Show the steps of the CPU fetch-execute cycle (micro operations) for the following instructions in the Little Man instruction set:
SUBTRACT,
IN,
COFFEE BREAK,
BRANCH ON CONDITION
Show the steps of the CPU fetch-execute cycle (micro operations) for an instruction that produces the 2's complement of the number in accumulator A (calculator). (8 marks)
Assume that SP is the stack pointer regiester, a special purpose register that always refers to the top of the stack. PUSH is an instruction that pushes the address of the next instruction into the top of the stack.

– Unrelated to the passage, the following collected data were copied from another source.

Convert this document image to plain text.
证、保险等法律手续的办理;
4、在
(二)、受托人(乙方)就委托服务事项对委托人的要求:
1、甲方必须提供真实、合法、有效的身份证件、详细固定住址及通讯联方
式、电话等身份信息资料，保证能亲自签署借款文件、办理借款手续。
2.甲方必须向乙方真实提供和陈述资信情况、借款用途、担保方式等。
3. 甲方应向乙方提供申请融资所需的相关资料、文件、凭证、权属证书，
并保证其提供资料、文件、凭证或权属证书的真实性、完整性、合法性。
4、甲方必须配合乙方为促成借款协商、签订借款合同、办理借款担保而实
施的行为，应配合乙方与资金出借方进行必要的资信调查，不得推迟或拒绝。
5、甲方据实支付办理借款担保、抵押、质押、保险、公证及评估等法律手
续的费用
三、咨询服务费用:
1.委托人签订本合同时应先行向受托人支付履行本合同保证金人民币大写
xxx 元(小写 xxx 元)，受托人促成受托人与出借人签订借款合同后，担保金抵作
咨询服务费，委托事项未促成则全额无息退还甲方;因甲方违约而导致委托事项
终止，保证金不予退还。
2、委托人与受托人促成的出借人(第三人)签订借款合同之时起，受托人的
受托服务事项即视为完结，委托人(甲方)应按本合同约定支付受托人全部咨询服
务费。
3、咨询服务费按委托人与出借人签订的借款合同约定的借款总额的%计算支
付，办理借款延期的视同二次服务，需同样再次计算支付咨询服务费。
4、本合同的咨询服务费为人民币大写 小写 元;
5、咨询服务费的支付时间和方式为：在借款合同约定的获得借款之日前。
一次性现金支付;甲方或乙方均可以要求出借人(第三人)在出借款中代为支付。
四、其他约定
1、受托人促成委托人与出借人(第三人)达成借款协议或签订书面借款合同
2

Show the steps of the CPU fetch-execute cycle (micro operations) for the PUSH instruction.
Part B: CPU AND MEMORY: DESIGN, ENHANCEMENT, AND IMPLEMENTATION (Chapter 8)
Consider a CPU that implements a single instruction fetch-decode-execute-write- back pipeline for scalar processing. The execution unit of this pipeline assumes that the execution stage requires one step. Describe, and show in diagram form, what happens when an instruction that requires one execution step follows one that requires four execution steps.
Some systems use a branch prediction method known as static branch prediction, so called because the prediction is made on the basis of the instruction, without regard to history. One possible scenario would have the system predict that all conditional backward branches are taken and all forward conditional branches are not taken. Recall your experience with programming in the Little Man Computer language. Would this algorithm be effective? Why or why not? What aspects of normal programming, in any programming language, support your conclusion?
Suppose we are trying to determine the speed of a computer that executes the Little Man instruction set. The LOAD and STORE instructions each make up about 25% of the instructions in a typical program; ADD, SUBTRACT, IN, and OUT take 10% each. The various branches each take about 5%. The HALT instruction is almost never used (a maximum of once each program, of course!).
Determine the average number of instructions executed each second if the clock ticks at 100 MHz.
Now suppose that the CPU is pipelined, so that each instruction is fetched while another instruction is executing. (You may also neglect the time required to refill the pipeline during branches and at the start of program execution.) What is the average number of instructions that can be executed each second with the same clock in this case?
Consider a cache memory that provides three hundred 16-byte blocks. Now consider that you are processing all the data in a two-dimensional array of, say, four hundred rows by four hundred columns, using a pair of nested loops. Assume that the program stores the array column by column. You can write your program to nest the loops in either direction, that is, process row by row or column by column. Explain which way you would choose to process the data? Why?